With the beginning of training camp some six weeks away, the starting lineup for the Los Angeles Lakers appears to be set for next season. Barring a major surprise, Timofey Mozgov will be the center flanked by forwards Julius Randle and Luol Deng and guards D’Angelo Russell and Jordan Clarkson. The first line of reserves off the bench is likely to be Tarik Black for Mozgov, Larry Nance, Jr. for Randle, Brandon Ingram for Deng, and either Jose Calderon or Marcelo Huertas taking over for Russell.
The one position that could result in a surprise is the backup shooting guard. Currently, the only other player on the roster at that position is Lou Williams. Nick Young has played the second spot in the past, but assuming he is still on the squad, which is unlikely, he has played small forward almost exclusively the past few years. The conservative choice to spell Clarkson is Williams, but sometimes the obvious choice is not the best one.
One of the biggest dilemmas facing the coaching staff is how to find enough minutes for Ingram. The Lakers did not make Deng the highest paid player on the roster to sit on the bench. But they did not pick Ingram with the number two selection in the draft to sit on the bench, either.
The best way to ensure that Deng and Ingram both play around thirty minutes a game is for Ingram to back up Deng at small forward and Clarkson at shooting guard. While some might find it unthinkable that a player who is 6’9″ with a 7’3″ wingspan could play guard, that kind of thinking led some a generation ago to argue that 6’9″ Magic Johnson could never be a point guard. There are already rumors that rookie phenom 6’10” Ben Simmons may play point guard for Philadelphia this season, as the NBA game continues to evolve.
Before dismissing the idea of Ingram relieving Clarkson, is 6’1″ Williams any more suitable to be the backup shooting guard? Today’s top off-ball guards include Jimmy Butler, DeMar DeRozan and Klay Thompson all of whom are 6’7”. The truth is, Clarkson is undersized to play the position at 6’5,” so what chance does Williams have on the defensive end?
Williams does not offer consistent play on offense, either.
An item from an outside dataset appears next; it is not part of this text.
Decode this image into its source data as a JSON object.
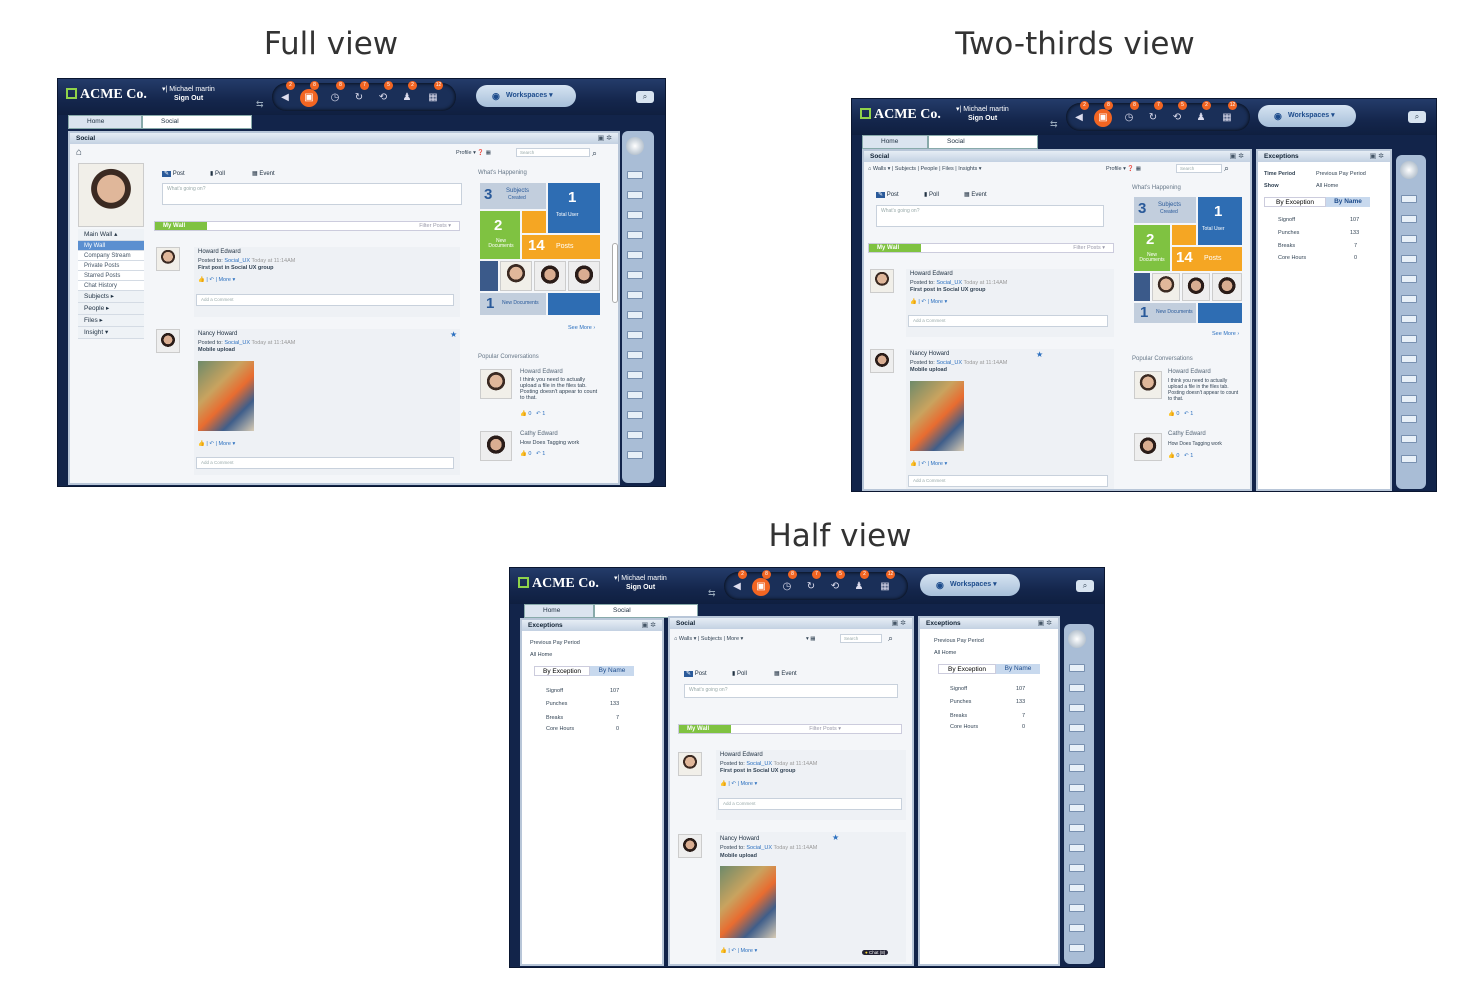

He is a high volume, low percentage scorer as evidenced by his eleven-year career stats which include a below average shooting percentage of .413 overall, and .342 from three-point range which is at best “fair.” From time to time he will have a big scoring night which gets everyone excited, but many nights he struggles to put the ball in the basket at all and has to rely on getting to the free throw line to score. Last season, the Lakers put the ball in Williams’ hands with the game on the line multiple times and he did not once deliver.
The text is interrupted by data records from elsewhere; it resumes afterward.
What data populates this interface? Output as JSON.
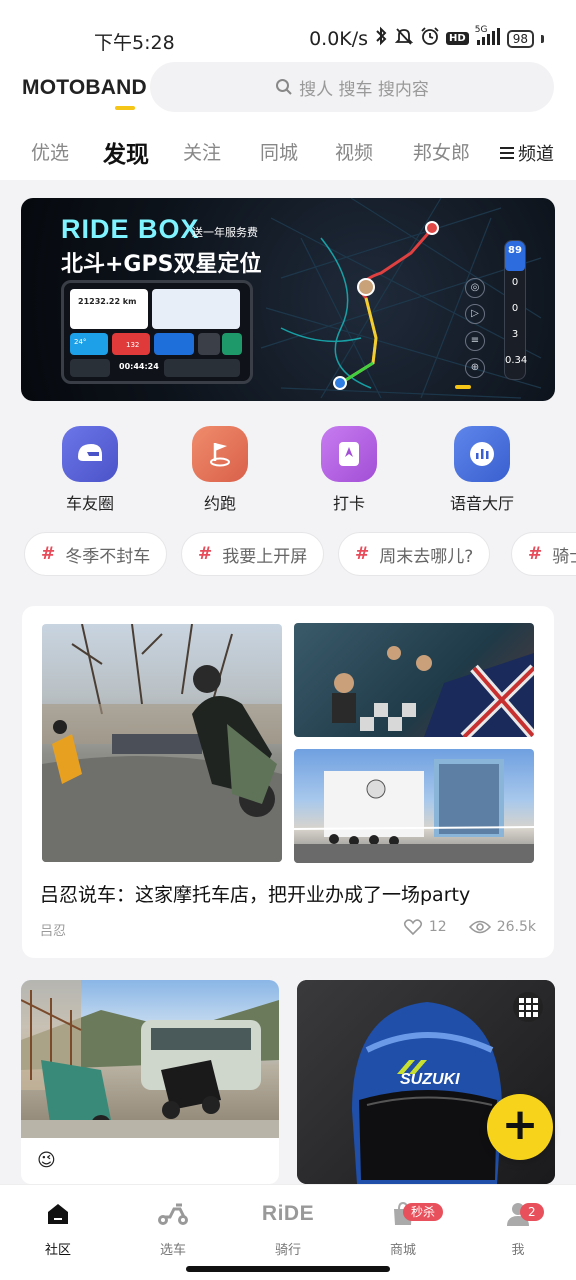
{
  "status": {
    "time": "下午5:28",
    "speed": "0.0K/s",
    "hd": "HD",
    "signal": "5G",
    "battery": "98"
  },
  "header": {
    "brand": "MOTOBAND",
    "search_placeholder": "搜人 搜车 搜内容",
    "tabs": [
      "优选",
      "发现",
      "关注",
      "同城",
      "视频",
      "邦女郎"
    ],
    "active_tab": "发现",
    "channel_label": "频道"
  },
  "banner": {
    "title": "RIDE BOX",
    "subtitle": "送一年服务费",
    "headline": "北斗+GPS双星定位",
    "device_distance": "21232.22 km",
    "device_time": "00:44:24",
    "device_speed": "132",
    "device_temp": "24°",
    "right_panel": [
      "89",
      "0",
      "0",
      "3",
      "0.34"
    ]
  },
  "actions": [
    {
      "label": "车友圈",
      "icon": "helmet-icon",
      "color": "#5b63d8"
    },
    {
      "label": "约跑",
      "icon": "flag-icon",
      "color": "#e8775a"
    },
    {
      "label": "打卡",
      "icon": "bookmark-icon",
      "color": "#b85ee0"
    },
    {
      "label": "语音大厅",
      "icon": "audio-icon",
      "color": "#4a6fd8"
    }
  ],
  "hashtags": [
    "冬季不封车",
    "我要上开屏",
    "周末去哪儿?",
    "骑士"
  ],
  "feature_card": {
    "title": "吕忍说车：这家摩托车店，把开业办成了一场party",
    "author": "吕忍",
    "likes": "12",
    "views": "26.5k"
  },
  "grid_cards": [
    {
      "emoji": "😉"
    },
    {
      "has_gallery_icon": true
    }
  ],
  "fab": {
    "label": "+"
  },
  "bottom_nav": [
    {
      "label": "社区",
      "icon": "home-icon",
      "active": true
    },
    {
      "label": "选车",
      "icon": "scooter-icon",
      "active": false
    },
    {
      "label": "骑行",
      "icon": "ride-logo",
      "logo_text": "RiDE",
      "active": false
    },
    {
      "label": "商城",
      "icon": "bag-icon",
      "badge": "秒杀",
      "active": false
    },
    {
      "label": "我",
      "icon": "user-icon",
      "badge": "2",
      "active": false
    }
  ],
  "colors": {
    "accent_yellow": "#f5c518",
    "hashtag_red": "#e84c5a",
    "badge_red": "#e8505b",
    "banner_cyan": "#7ff3ff"
  }
}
These days, small forwards and shooting guards are all “wing” players who are almost interchangeable. Butler and DeRozan can easily slide over to play small forward just as players like 6’8″ Kawhi Leonard and 6’9″ Paul George can play shooting guard when needed. Last season Kobe Bryant, a life-long shooting guard, moved to forward when the team had no good options at that position. Further, the player who spells Clarkson will be paired in the backcourt with Huertas or Calderon, neither of whom is known for his defensive prowess. Ingram would be a better fit.
In short, the Lakers should use Ingram, not Williams, to back up Clarkson at shooting guard. That would allow Ingram and Deng to play together, and both would get the minutes they deserve.
If the Lakers decide to slide Deng to power forward from time to time Ingram can remain at small forward and perhaps in that situation Williams will get the nod at the “2”. But even then, the better choice might be for Anthony Brown, who played at guard alongside Russell in the Summer League this year, to get a shot at the role. At 6’7″ and with long arms, he is a far better defender than Williams, but Brown knows he will have to start hitting his outside shots consistently to earn this spot, something he has not yet done in his brief career.
The Lakers have built a squad that is not only young, but it is also versatile. Let’s hope Luke Walton and his staff think outside the box and show the kind of creativity which has been lacking from the Lakers the past few years. A good start would be for Ingram to play both wing positions off the bench in support of Deng and Clarkson.